# Toy Making Plans, Question.



## ChrisR (19 Feb 2014)

I am posting my question in this section of the forum, as most of the work required for these projects will be scroll saw related I assume.

Has anyone ordered on line any of the toy patterns/plans from http://www.toymakingplans.com, if so are these plans of a good quality and do you have to do the conversion from (UK) sterling to dollars when paying or do they make the conversion for you.

I would be paying by credit card, so does the credit card company put on any surcharge, sorry if this is a silly question, but I have never ventured to make a purchase outside of the (UK) before, all new ground to me. :shock: 

Many thanks.

Chris R.


----------



## bodgerbaz (19 Feb 2014)

Well they take PayPal Chris so it shouldn't be a problem. If you don't have a PayPal account it's well worth it these days and is very secure. 

You might also want to check out http://toysandjoys.com/ I've used them a couple of times and they have some fabulous well designed plans.


----------



## jonluv (19 Feb 2014)

I bought their Fifties Car set and paid by Paypal, about £9, the plans are easy to follow and printing requirements are minimal

You can download their free Bobsy cars or similar name . I posted some pictures of them today.

Be aware that our A4 is slightly different to USA letter size can cause a slight problem but easily overcome.

I cut the wheels with a hole saw but think a bought type or a lathe made one would be better

It may be possible for me to email you a set for a car if you would like me to try

John


----------



## gilljc (19 Feb 2014)

I have made their vintage biplane, cicatrelli grandprix car, pony and cart, and the digger, also some of the fifties cars plus the free ones. I have had no problems buying and using the plans, which are good quality, as long as you check that your computer doesn't change the scale, but that is checkable, as they have a ruler printed on the plans to check scale. Buying is easy, and as far as I know there is no surcharge. I f you don't have paypal, I would recommend it, it helped me when I was unable to get a purchase delivered from another company, I was able to go through their resolution process and got my money back.
Order and enjoy


----------



## ChrisR (19 Feb 2014)

Many thanks Baz, John and Gill, for your replies, I think I may email Toymakingplans first to try and sort out currency exchange rate.

There is no chance of me using Paypal. 
I have stopped using a (UK) supplier (not wood work related) because they switched their payment method to Paypal. 

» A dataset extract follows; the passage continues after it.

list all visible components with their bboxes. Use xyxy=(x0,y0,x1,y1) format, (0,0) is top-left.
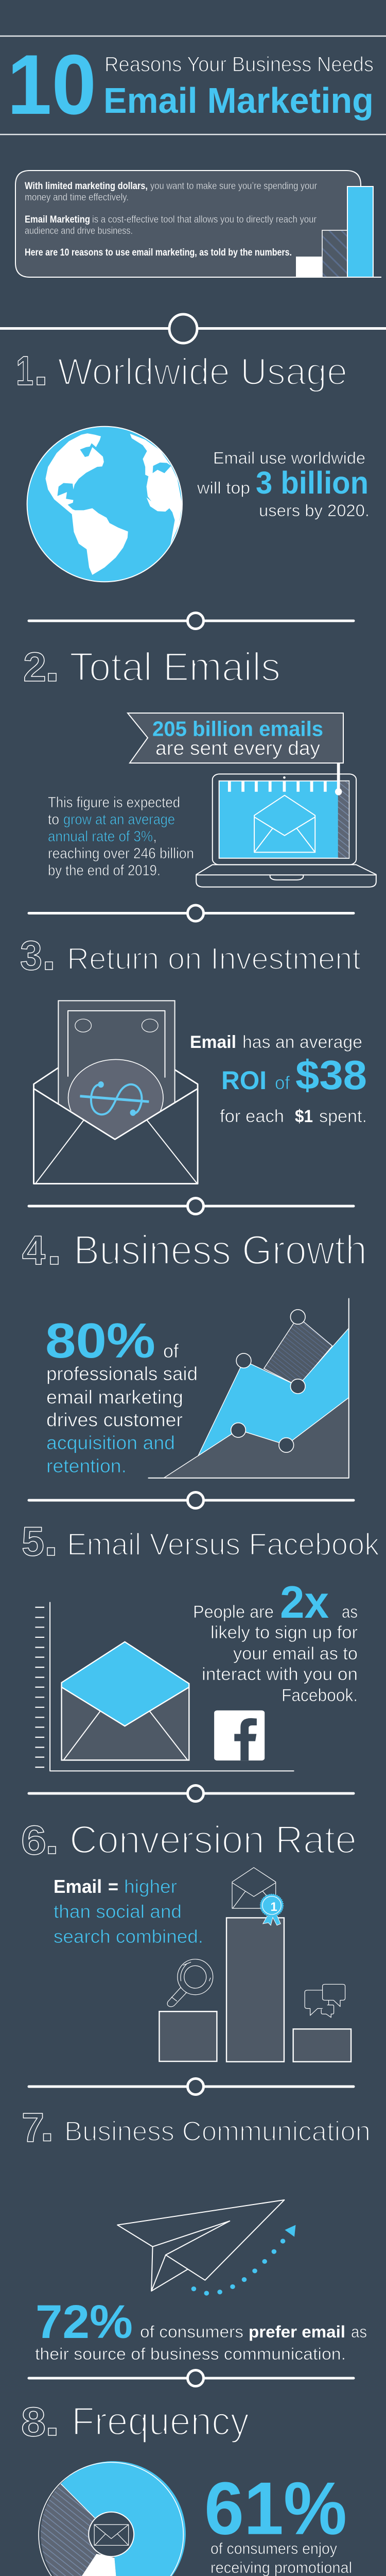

John many thanks for the offer of a plan, but another member of this forum Emailed a plan/pattern some time ago, and I was unable to copy it out, It was not the fault of the sender, but my zero computer skills. #-o 


Take care.

Chris R.

Chris R.


----------



## toesy (19 Feb 2014)

Hi Chris

If it helps, I could buy the plan for you, print it and post it to you if you want.

I think I would need your email address, and then I could register it as you.

I'm happy to help, let me know

toesy


----------



## ChrisR (20 Feb 2014)

Toesy.

Many thanks for the offer. I will see how things go, I may well get back to you.

I had a look at the other toy plan site, you posted the link for, looks interesting.

Thanks again.

Chris R.


----------



## finneyb (20 Feb 2014)

Chris,

Exchange rate will be determined by credit card co - its about $1.60 to £1, but will vary slightly through the day and is usually better than bureaus/banks.
Tesco cc do include a charge - although you don't see it - it's hide in the exchange rate - 2.5% from memory.
SAGA cc do not include a charge.
We spend some time in US and always use Saga cc over there. But for the amount you are spending suggest its half of b***** all.

Brian


----------



## ChrisR (20 Feb 2014)

Brian.

Many thanks for the info.

My wife is half American, may be I could claim some form of citizens rights. :lol: 

Chris R.


----------